Among African Americans, in part because of the strength of this resistance, community-based movements beginning in the 1960s focused on demands that they believed would raise Black student achievement. They included changing the curriculum to promote a positive view of Black history, greater community control over how schools are run, and a more equitable distribution of resources.
Gains made in these areas in the 1960s during the reform administration of Mark Shedd were reversed after the election of Frank Rizzo as Mayor. Rizzo fired Shedd and presided over a period of stagnation marked by falling test scores, rising absenteeism, and political patronage. Budget problems and teacher strikes further crippled the system during the ’70s and early ’80s.

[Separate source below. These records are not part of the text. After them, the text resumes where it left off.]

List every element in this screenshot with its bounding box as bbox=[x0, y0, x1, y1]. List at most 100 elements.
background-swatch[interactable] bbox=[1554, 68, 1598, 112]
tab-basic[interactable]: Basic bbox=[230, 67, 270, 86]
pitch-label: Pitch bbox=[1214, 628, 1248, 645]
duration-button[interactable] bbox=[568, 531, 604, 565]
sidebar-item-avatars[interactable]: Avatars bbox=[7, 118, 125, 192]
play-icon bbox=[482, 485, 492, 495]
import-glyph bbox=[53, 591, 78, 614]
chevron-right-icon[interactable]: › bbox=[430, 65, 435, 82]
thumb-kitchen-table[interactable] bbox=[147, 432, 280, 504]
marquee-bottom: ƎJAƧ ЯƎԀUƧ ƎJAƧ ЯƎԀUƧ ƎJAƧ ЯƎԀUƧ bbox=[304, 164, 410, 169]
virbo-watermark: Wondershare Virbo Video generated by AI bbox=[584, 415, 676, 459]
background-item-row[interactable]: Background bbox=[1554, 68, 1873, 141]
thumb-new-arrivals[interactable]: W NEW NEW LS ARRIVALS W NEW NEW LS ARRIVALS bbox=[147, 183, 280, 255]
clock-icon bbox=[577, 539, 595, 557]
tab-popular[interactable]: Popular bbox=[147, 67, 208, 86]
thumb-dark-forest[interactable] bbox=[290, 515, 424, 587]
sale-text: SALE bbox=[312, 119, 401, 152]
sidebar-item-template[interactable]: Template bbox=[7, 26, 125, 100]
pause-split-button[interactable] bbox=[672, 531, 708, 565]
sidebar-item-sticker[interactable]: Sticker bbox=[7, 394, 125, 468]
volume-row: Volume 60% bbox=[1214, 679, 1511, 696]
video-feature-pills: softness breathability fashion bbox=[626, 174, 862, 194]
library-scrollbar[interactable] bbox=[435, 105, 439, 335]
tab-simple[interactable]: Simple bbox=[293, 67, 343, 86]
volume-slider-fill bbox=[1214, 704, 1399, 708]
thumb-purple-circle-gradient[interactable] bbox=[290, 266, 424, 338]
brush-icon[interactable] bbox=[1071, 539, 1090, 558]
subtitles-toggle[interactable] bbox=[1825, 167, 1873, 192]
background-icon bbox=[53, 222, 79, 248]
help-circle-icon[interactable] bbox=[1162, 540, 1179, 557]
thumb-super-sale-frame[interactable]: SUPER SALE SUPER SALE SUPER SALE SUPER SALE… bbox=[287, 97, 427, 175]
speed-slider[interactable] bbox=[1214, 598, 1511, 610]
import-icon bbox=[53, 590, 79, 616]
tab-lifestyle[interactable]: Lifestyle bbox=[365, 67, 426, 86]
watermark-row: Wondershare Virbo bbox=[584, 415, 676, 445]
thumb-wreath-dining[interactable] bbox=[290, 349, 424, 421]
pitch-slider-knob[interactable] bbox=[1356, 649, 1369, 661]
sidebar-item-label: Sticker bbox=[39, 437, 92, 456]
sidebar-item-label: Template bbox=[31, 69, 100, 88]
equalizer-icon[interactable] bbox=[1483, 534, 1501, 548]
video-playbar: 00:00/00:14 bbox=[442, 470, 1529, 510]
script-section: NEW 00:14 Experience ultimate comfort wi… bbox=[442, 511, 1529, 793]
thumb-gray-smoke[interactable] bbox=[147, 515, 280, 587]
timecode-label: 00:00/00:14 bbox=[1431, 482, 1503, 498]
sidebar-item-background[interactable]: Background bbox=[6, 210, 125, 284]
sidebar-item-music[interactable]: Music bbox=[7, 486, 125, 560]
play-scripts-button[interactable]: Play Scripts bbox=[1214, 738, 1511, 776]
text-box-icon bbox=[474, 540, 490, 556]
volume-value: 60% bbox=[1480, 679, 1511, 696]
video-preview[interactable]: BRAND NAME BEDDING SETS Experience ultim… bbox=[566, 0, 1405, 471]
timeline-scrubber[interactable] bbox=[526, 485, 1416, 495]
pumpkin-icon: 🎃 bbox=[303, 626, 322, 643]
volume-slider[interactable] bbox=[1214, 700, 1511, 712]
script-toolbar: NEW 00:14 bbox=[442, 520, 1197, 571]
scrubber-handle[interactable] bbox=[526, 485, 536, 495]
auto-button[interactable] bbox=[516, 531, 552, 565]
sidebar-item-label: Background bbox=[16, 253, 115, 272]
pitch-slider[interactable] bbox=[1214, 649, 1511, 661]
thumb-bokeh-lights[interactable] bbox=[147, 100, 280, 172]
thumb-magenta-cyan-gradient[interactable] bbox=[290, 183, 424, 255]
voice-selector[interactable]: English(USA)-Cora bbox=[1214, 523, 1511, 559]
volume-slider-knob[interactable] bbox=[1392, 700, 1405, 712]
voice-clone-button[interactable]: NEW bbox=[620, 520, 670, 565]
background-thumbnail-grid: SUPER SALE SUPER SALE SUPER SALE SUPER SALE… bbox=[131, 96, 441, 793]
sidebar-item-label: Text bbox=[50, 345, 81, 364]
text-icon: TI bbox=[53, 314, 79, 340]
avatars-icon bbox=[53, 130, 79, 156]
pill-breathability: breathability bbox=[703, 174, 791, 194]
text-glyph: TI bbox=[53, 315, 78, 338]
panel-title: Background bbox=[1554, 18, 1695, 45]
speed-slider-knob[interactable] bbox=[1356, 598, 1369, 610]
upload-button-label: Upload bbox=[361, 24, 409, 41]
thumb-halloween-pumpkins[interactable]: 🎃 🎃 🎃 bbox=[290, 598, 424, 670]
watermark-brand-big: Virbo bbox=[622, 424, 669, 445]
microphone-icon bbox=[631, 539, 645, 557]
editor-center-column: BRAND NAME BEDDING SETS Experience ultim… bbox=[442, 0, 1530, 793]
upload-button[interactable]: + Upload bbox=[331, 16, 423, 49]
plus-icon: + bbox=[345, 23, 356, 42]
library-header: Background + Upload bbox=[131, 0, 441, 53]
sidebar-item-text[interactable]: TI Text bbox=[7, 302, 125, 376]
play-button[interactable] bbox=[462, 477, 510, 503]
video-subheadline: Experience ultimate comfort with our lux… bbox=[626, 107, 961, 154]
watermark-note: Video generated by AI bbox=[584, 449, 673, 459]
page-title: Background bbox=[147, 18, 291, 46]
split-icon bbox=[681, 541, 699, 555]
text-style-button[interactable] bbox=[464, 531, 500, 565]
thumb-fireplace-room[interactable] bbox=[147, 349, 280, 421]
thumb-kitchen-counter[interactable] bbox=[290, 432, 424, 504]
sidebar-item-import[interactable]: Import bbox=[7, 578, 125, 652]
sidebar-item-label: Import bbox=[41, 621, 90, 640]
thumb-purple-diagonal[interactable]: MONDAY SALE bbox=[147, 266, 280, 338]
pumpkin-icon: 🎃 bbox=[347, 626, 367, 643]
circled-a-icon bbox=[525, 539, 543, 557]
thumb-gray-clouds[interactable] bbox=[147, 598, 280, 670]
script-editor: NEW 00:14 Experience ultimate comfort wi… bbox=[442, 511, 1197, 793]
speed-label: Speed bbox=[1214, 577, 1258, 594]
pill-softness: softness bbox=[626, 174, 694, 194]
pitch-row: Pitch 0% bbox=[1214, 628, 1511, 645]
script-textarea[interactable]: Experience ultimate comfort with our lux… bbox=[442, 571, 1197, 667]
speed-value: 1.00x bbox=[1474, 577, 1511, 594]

In the late 1970s, pressure from the PHRC lawsuit resulted in one lasting reform: the creation of several magnet schools as a tool to promote desegregation, such as the High School for Creative and Performing Arts (CAPA).
The appointment of Constance Clayton in 1983, the city’s first African American superintendent and a respected educator, raised expectations for equity. Clayton introduced a standardized curriculum and moved to end social promotion. An initiative to restructure the city’s comprehensive high schools was launched.
Over her 11-year tenure, test scores showed modest movement but then leveled out. The new curriculum was faulted by teachers for rigid pacing schedules. There was a de facto return to social promotion, and high school restructuring was torpedoed by the teachers’ union and administrative resistance.
Hornbeck and Judge Smith
The appointment of David Hornbeck as superintendent in 1994 again raised hopes, coinciding with an upsurge in activism and a major shift in the 25-year legal battle.
Commonwealth Court Judge Doris Smith moved it away from a focus on desegregation and towards improvements in “racially isolated” schools. In a February 1994 decision, Judge Smith wrote: “The record amply demonstrates the school district has not provided … equal allocation of resources, or a commitment to eliminating racial imbalances in the schools.”